Fujifilm va-t-il vraiment actionner une « machine à remonter le temps » ?
Fujifilm a annoncé le lancement de sa mini Evo Cinema, un appareil photo instantané qui sera disponible à partir du 28 janvier. Cet appareil permet de photographier, filmer et imprimer des images avec une résolution de 318 dpi, tout en offrant 100 possibilités différentes de créer des images fixes ou animées.
Fujifilm continue d’innover. Le fabricant japonais, qui actualise régulièrement sa gamme d’appareils photo grand public (comme avec le récent X-Half), a annoncé le lancement de sa mini Evo Cinema, un appareil unique pour créer des clips, photographier et imprimer des images. Une excellente nouvelle pour les amateurs de vintage !

Une « machine à remonter le temps »
Pour les plus nostalgiques, la mini Evo Cinema, lancée le 28 janvier, rappelle les petites caméras 8 mm Fujica que Fujifilm proposait dans les années 60-70, pour rendre le cinéma amateur accessible. Avec son esthétique verticale, l’appareil évoque une certaine nostalgie. Mais il va bien au-delà des attentes. Fujifilm présente cette nouveauté comme une « machine à remonter le temps », s’appuyant sur l’engouement du public pour le vintage, ce qui semble prometteur.
La mini Evo Cinema est d’abord un appareil photo instantané. Fujifilm cible ici les jeunes, nombreux à apprécier les petites photos (au format carte de crédit 86 x 54 mm) qui s’impriment presque instantanément, prêtes à être affichées en 90 secondes. De plus, elle dispose d’un miroir à selfies en façade.
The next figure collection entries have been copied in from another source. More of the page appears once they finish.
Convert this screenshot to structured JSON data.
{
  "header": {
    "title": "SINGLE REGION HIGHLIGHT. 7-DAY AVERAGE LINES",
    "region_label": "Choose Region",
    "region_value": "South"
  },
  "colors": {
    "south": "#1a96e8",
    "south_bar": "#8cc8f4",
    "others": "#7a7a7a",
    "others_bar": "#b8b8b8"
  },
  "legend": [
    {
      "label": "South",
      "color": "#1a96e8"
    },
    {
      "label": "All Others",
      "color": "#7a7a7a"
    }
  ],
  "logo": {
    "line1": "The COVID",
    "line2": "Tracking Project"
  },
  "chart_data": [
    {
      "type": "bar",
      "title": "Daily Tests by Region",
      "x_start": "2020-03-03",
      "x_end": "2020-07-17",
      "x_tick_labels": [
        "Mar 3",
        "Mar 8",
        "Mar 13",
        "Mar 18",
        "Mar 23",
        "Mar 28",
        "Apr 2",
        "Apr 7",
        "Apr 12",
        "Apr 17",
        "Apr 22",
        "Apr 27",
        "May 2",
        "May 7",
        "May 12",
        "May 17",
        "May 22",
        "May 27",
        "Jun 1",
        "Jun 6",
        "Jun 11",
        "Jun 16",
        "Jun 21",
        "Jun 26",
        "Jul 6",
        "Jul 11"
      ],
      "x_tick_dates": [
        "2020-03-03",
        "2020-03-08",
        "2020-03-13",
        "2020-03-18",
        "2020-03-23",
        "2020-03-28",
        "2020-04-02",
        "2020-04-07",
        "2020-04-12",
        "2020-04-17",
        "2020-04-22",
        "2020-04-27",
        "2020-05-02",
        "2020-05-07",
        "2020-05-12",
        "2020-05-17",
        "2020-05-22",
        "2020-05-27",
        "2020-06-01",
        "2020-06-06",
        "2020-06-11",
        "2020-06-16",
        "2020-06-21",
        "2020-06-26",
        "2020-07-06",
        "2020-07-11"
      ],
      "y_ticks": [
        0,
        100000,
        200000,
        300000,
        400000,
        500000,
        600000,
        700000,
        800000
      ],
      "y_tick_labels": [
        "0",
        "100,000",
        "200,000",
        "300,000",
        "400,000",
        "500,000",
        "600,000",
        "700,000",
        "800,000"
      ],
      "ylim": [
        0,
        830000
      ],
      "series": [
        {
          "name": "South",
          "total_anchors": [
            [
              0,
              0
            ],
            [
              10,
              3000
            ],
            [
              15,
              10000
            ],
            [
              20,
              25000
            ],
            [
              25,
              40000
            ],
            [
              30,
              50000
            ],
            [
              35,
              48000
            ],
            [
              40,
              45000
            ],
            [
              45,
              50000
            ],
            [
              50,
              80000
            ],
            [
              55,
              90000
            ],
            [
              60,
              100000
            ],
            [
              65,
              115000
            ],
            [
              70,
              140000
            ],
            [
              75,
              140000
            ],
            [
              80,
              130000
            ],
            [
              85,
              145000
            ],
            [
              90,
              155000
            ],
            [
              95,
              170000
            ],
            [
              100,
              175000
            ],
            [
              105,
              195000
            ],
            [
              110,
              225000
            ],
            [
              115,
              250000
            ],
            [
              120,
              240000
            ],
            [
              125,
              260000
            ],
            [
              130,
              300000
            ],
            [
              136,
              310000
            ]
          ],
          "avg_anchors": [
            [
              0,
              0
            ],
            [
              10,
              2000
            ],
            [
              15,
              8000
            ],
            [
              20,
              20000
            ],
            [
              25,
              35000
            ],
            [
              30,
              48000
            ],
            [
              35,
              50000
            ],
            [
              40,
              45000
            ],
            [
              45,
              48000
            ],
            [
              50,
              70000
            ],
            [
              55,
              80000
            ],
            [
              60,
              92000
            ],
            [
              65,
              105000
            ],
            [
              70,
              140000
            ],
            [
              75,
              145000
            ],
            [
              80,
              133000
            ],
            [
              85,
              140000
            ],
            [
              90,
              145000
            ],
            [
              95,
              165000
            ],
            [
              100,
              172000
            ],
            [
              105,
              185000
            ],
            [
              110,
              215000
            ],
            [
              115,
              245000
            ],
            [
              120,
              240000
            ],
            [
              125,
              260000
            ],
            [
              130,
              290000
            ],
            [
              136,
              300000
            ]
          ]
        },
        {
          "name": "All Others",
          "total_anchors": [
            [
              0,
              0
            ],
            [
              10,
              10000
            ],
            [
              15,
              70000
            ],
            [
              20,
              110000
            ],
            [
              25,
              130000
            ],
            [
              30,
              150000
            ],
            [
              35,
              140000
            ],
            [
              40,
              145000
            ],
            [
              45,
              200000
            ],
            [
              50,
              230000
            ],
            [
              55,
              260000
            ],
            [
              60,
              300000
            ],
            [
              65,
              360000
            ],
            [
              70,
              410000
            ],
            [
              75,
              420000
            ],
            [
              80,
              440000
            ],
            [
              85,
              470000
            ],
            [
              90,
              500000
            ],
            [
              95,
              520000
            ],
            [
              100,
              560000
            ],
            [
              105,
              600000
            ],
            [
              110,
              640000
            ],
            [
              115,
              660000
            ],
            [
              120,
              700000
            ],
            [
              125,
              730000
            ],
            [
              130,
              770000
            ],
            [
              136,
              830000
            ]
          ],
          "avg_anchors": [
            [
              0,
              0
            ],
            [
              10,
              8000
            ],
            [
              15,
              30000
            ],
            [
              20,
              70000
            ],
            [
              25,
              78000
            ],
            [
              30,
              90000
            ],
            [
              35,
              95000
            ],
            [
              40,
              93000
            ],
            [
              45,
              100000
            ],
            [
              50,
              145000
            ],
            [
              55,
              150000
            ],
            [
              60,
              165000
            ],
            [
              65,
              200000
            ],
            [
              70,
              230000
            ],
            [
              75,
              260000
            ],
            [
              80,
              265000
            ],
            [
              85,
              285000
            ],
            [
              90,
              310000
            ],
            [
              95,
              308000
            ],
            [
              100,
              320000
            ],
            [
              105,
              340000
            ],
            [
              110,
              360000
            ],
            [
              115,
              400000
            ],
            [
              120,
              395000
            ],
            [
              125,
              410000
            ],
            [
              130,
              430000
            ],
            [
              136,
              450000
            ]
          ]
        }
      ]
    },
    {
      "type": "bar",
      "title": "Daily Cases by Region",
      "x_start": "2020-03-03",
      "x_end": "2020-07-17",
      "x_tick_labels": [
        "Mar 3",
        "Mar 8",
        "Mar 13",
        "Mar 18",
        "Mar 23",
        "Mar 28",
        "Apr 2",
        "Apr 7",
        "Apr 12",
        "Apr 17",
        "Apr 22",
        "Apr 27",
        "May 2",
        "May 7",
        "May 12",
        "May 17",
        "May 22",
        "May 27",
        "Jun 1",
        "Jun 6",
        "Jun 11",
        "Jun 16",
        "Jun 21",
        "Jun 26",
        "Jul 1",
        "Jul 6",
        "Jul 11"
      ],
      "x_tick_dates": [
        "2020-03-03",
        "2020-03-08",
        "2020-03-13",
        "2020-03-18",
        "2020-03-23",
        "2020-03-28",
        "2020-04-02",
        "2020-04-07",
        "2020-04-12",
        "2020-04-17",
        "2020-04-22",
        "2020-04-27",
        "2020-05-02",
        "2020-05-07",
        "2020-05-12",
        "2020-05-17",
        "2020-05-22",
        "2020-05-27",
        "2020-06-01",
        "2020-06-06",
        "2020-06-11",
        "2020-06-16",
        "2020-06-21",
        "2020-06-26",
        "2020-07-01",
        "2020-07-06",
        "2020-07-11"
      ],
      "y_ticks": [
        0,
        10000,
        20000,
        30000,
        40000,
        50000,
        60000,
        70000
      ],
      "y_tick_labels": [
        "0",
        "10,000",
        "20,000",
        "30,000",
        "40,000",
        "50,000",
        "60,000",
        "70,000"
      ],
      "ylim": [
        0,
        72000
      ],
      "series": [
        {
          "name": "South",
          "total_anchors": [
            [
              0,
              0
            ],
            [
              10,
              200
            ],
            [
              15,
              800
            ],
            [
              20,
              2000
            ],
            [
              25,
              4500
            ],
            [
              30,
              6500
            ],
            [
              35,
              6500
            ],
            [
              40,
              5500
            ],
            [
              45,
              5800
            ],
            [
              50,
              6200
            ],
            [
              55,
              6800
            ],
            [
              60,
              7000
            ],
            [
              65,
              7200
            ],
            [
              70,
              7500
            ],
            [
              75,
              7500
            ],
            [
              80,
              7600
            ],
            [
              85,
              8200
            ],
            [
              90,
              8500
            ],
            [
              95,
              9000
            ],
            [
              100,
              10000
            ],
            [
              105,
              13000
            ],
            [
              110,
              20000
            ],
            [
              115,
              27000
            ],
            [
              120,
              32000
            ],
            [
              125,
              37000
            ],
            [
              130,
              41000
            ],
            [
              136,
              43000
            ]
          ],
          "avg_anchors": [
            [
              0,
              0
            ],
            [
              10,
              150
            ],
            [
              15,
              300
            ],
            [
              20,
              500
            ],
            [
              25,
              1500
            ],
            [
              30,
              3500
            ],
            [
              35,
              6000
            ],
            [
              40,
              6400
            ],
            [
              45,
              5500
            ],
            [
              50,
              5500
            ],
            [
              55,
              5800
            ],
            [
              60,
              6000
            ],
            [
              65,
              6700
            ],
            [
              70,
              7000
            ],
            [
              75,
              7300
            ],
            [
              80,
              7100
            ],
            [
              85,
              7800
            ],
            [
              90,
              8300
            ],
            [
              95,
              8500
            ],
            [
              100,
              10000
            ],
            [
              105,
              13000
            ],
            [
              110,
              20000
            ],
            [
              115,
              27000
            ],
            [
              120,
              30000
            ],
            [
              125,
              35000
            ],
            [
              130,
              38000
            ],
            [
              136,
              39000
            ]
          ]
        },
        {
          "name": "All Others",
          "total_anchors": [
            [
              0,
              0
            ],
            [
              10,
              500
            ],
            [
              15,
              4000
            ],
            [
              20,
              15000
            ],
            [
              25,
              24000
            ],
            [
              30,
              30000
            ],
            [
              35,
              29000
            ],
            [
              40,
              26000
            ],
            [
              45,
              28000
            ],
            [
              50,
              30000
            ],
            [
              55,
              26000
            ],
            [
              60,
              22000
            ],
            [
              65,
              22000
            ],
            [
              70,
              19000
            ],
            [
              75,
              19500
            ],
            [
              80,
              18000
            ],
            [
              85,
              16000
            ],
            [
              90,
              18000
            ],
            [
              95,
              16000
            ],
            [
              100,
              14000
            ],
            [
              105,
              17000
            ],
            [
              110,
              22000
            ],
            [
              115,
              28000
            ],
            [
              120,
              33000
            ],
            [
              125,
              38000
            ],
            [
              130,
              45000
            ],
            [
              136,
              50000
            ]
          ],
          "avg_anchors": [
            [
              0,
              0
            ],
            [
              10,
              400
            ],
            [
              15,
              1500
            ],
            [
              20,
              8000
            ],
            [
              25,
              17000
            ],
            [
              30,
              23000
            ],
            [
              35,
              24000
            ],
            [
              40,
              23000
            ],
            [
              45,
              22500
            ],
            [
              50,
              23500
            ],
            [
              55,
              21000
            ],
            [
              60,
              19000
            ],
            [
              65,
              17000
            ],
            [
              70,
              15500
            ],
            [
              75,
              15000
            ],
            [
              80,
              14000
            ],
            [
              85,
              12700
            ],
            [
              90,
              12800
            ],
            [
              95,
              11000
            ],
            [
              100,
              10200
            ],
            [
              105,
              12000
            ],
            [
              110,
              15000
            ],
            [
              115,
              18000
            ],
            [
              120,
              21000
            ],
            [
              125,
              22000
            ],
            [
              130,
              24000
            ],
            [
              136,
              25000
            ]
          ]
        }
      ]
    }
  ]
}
Il s’agit également d’une imprimante Bluetooth pour smartphone. Une application permet d’envoyer des photos à imprimer avec une résolution de 318 dpi. La mini Evo Cinema peut aussi fonctionner comme une caméra.
Photographier et filmer de 1930 à 2020
Attention, cet appareil ne permet pas de filmer en 4K : seulement des clips à l’ancienne (600 x 800 pixels) peuvent y être réalisés. Cependant, ces clips ont une certaine originalité. Sur le côté de l’appareil, Fujifilm a intégré une molette crantée pour choisir un style d’image. Plutôt qu’un simple filtre, le constructeur propose des « effets d’époque » avec dix décennies à explorer, de 1930 à 2020. Bien que similaire, cela stimule la créativité de l’utilisateur.
Les utilisateurs peuvent ainsi filmer (ou photographier) avec des styles variés : granuleux (comme à la Belle Époque), flashy (comme dans les seventies), ou aux couleurs électriques (comme dans les années 2000). De plus, la mini Evo Cinema est équipée d’un micro. Une molette sur l’objectif permet de personnaliser chaque style d’époque sur dix niveaux, offrant ainsi 100 options différentes pour créer des images fixes ou animées.

Après transfert dans l’application Instax mini Evo, les images tournées (stockées dans la mini Evo Cinema sur carte microSD) peuvent être montées facilement. Toutefois, la durée des clips montés ne peut pas excéder 30 secondes.
La fonction principale de ces clips consiste à partager de courtes séquences sur les réseaux sociaux sous forme de reel ou de story (avec titre et générique de fin fournis par l’appli), plutôt que de réaliser des blockbusters. Une astuce intéressante : il est possible d’extraire une photo de son montage, de la transformer en mini-affiche et de l’imprimer avec un QR Code. Scanné, ce code renvoie vers le film original, conservé pendant 2 ans sur les serveurs de Fujifilm. Une manière originale de transmettre des souvenirs, ou d’inviter à un événement.
Entre le monde de l’argentique et celui du numérique, la mini Evo Cinema offre un pont entre ces deux univers. Bien qu’elle coûte 379 euros, elle affiche un potentiel d’attraction impressionnant pour toutes les générations.